Japanese tourists visiting the Mt. Scopus promenade were startled yesterday when hundreds of black-clad haredis suddenly emerged and took over the observation site.
One ultra-Orthodox man wearing glasses and an embroidered silk coat started crying when he turned to face Temple Mount. He was accompanied by the crowd's mournful chanting.
Someone drew a knife and made a long rent in his silk coat. Everyone in the crowd followed suit and tore their coats.
The bespectacled man was Rabbi Aharon Teitelbaum, son of the late Rabbi Moshe Teitelbaum and the new spiritual leader (Admor) of the Satmar hasidic dynasty. His uncle, Rabbi Yoel Teitelbaum, the ideological leader of the anti-Zionist ultra-Orthodox hasids, wrote a book after the Six-Day War explaining the prohibition against visiting and praying at the Western Wall.
A remnant of the Temple had fallen into the hands of "a foreign occupier," or "the other," he wrote.

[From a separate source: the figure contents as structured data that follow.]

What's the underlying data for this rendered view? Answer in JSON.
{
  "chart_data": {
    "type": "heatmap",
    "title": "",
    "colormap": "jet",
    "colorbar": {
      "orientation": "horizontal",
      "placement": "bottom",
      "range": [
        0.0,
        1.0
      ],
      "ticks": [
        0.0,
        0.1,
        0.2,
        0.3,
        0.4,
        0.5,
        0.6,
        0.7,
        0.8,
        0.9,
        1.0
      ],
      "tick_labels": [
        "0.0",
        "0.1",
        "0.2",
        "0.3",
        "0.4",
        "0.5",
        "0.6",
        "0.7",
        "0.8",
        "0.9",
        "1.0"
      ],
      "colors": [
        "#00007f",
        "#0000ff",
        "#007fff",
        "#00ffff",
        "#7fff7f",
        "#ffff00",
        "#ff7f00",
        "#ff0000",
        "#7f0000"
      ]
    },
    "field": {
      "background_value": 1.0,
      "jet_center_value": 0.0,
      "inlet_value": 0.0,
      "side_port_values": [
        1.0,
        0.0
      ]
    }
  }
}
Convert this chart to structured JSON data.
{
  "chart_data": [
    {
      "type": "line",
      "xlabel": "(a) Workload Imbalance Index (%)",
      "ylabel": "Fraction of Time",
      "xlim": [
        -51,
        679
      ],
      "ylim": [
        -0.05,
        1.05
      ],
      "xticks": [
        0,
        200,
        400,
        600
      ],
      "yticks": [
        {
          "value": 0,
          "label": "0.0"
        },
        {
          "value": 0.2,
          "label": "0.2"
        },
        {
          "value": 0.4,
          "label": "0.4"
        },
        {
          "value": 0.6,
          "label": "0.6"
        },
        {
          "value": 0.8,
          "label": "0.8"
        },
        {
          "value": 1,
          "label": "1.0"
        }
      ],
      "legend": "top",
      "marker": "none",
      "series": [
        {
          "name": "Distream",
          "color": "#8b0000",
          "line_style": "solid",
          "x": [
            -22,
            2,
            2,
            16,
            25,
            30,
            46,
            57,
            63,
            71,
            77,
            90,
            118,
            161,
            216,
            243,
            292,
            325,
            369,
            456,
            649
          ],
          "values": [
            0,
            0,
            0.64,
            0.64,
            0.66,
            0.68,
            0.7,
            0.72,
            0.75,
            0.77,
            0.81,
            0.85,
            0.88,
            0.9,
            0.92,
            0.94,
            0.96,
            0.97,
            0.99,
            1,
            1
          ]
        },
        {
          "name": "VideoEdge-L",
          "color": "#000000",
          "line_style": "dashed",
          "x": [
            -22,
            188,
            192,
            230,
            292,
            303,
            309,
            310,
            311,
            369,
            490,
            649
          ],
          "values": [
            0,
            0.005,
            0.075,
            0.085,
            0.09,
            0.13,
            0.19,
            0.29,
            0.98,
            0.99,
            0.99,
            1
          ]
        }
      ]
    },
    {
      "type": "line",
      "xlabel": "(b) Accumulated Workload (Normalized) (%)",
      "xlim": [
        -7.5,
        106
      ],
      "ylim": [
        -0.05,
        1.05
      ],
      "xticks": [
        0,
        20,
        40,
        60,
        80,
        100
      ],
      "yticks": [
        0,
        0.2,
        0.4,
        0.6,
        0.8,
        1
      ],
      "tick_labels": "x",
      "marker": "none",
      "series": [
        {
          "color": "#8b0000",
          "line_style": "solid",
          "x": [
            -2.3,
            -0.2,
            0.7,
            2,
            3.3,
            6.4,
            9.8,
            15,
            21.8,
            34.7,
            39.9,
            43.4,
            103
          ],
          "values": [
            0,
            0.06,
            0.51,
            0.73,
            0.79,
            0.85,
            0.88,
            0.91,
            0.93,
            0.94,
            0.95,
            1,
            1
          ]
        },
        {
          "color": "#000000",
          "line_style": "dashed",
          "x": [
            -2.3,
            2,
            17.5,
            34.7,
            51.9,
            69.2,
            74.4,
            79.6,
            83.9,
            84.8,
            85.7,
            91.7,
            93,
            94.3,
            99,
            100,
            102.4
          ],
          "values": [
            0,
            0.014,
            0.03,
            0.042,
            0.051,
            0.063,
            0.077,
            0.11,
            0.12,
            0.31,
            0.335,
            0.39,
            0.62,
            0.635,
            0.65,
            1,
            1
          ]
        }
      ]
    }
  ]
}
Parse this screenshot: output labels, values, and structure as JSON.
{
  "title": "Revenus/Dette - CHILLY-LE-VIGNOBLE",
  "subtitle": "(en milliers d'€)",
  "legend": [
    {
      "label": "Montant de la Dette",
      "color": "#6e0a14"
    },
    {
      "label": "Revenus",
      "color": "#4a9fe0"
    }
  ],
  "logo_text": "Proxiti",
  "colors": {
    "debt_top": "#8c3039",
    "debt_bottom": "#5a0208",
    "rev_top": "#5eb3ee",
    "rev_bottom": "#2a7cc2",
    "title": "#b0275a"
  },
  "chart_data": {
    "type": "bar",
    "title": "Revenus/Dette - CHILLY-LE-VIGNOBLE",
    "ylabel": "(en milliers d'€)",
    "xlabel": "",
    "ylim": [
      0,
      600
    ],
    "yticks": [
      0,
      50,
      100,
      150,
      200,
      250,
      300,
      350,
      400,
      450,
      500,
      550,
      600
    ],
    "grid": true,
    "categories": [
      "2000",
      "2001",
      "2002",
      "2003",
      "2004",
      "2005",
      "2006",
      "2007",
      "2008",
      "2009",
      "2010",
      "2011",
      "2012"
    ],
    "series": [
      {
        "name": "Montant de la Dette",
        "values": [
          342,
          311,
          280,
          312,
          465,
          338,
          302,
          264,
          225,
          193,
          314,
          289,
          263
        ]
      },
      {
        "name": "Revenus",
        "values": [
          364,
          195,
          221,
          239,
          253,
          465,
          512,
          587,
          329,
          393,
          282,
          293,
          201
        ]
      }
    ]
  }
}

Thus the rebbe opened his second day in Israel by observing the Temple Mount from afar and renting his coat in mourning. Zionist policemen stood guard around him as he did so, on land occupied by Zionist soldiers, just like the Western Wall.
"Zionism is the father of fathers of impurity," the rabbi told the thousands who crowded in Jerusalem's Shabbat Square on Wednesday.
But the days when Satmar waged ideological wars against Zionism are over, and the sect has directed its passion inward, causing a rift between Rabbi Aharon and his younger brother Rabbi Zalman Leib. The world's largest hasidic sect split a year and a half ago, with their father's death.
Neither faction is overly concerned with whose rebbe is the greater spiritual leader. Money is the name of the game. Like other hasidic courts that were torn apart by inheritance struggles, the factions compete over money and rich supporters, who enable them to maintain institutions -- or merely to flaunt their wealth.
Rabbi Aharon is devoting his visit to demonstrating the anti-Zionist sect's power. In his address on Wednesday, he blasted the ultra-Orthodox sects that receive Zionist funds.
"We'll show the whole world that we can build Torah institutions without the Zionists' help," he said. True Torah scholars throughout the generations have prohibited joining the "evil ones" and enjoying what they have, he said.